I wonder how characteristic Mr. Mitchell’s statements are of the 90 public sponsors of the American Friends of “Peace Now.” Do they also see the Venice declaration as a response to the public opinion that “Begin has managed to create”? Do they also equate the refusal of the Arabs to recognize Israel’s right to exist with Israel’s “military occupation of the West Bank and the Gaza Strip”? Do they also, by Mr. Mitchell’s magical logic, conclude that if problem number one created problem number two, the solution of problem number two is necessary for the solution of problem number one?
I would like to draw particular attention to Mr. Mitchell’s conclusion because it would be hard to find a more perfect example of Jewish aggression against Israel masked in the rhetoric of brotherly concern:
The Palestinian charter by which the PLO sets its course does not demand much morally. The Israeli declaration of independence does, and we are only trying to see that Israel lives up to its ideals. . . .
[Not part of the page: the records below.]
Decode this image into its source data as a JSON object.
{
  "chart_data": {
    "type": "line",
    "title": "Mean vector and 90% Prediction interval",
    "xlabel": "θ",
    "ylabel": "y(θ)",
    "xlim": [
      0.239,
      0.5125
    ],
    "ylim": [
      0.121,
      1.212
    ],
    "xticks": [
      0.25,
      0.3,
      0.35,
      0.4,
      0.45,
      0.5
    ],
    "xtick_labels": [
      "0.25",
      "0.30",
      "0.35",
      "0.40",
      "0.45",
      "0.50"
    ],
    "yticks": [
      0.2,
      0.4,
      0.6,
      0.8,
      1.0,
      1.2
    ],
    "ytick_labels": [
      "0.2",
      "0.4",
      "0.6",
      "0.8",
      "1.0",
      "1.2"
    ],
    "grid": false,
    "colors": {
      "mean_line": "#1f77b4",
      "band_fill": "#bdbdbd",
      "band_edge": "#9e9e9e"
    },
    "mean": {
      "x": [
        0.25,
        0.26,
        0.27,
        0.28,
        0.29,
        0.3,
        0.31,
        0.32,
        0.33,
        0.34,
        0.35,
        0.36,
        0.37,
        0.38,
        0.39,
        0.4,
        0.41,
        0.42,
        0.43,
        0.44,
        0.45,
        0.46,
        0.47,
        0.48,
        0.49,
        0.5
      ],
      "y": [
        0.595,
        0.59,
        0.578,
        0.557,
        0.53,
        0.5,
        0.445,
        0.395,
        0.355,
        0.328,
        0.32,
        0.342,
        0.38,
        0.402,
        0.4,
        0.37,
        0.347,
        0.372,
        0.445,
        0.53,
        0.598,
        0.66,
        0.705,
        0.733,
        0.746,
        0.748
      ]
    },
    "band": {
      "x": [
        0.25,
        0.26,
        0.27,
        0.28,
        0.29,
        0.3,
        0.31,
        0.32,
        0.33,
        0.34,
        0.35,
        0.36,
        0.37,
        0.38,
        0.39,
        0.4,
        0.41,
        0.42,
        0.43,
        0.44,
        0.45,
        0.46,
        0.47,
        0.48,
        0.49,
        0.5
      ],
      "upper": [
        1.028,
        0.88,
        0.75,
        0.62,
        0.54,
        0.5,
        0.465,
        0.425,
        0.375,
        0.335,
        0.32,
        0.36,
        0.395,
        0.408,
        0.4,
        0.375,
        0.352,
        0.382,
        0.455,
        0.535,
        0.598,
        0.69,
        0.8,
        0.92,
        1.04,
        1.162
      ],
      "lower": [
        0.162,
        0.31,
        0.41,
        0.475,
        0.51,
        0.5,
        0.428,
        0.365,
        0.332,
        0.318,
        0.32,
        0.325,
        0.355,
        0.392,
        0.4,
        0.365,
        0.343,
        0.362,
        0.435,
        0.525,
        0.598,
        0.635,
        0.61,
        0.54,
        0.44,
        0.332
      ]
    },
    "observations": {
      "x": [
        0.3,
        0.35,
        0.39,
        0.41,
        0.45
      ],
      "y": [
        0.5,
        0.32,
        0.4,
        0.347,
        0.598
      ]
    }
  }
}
When Mr. Mitchell says that the Palestinian charter “does not demand much morally,” he is saying that there is no appeal to human conscience against the calculated policy of murder that characterizes the PLO. The logical consequence of such a perception would be a call for extraordinary vigilance. One cannot always trust well-wishers, but if your enemy is by his own admission dedicated to your extinction, you should at least put up your fiercest guard against him. But Mr. Mitchell’s casual expression (“does not demand much morally”) is the objective correlative of his level of concern for the consequences of the PLO’s moral laxity. Being first and foremost a moralist, he is less interested in Israel’s right to live than in Israel’s right to live in the world to come.
If Israel’s declaration of independence is, as Mr. Mitchell contends, a higher expression of morality than the PLO charter, then by any sane standard Israel is that much more deserving of confidence and the PLO that much less worthy of trust. A society with at least an aspiration to morality can be expected to try to live up to its ideals better than one that has no ideals in the first place. Mr. Mitchell, however, would rather deal with gentlemen than with murderers, and unlike the Israelis, as an American Jew he has that choice. Since a society with articulated ideals will always fall short of them in some measure, American Jews like Mr. Mitchell will always have their work cut out for them, keeping Israel honest. Until now, funds solicited for Israel have been concerned with the welfare of its body. The spiritualists of the American Friends of “Peace Now” are turning their attention to Israel’s soul.
Richard J. Fein has missed the point of Peretz, and even of his own little anecdote. The Chelmites were foolish to invest their money in feathers. It is to escape the fate of the Chelmites that the Israelis have put some of their trust in the same commodities that all other nation states respect. But there are Diaspora Jews who apparently feel more comfortable with feathers.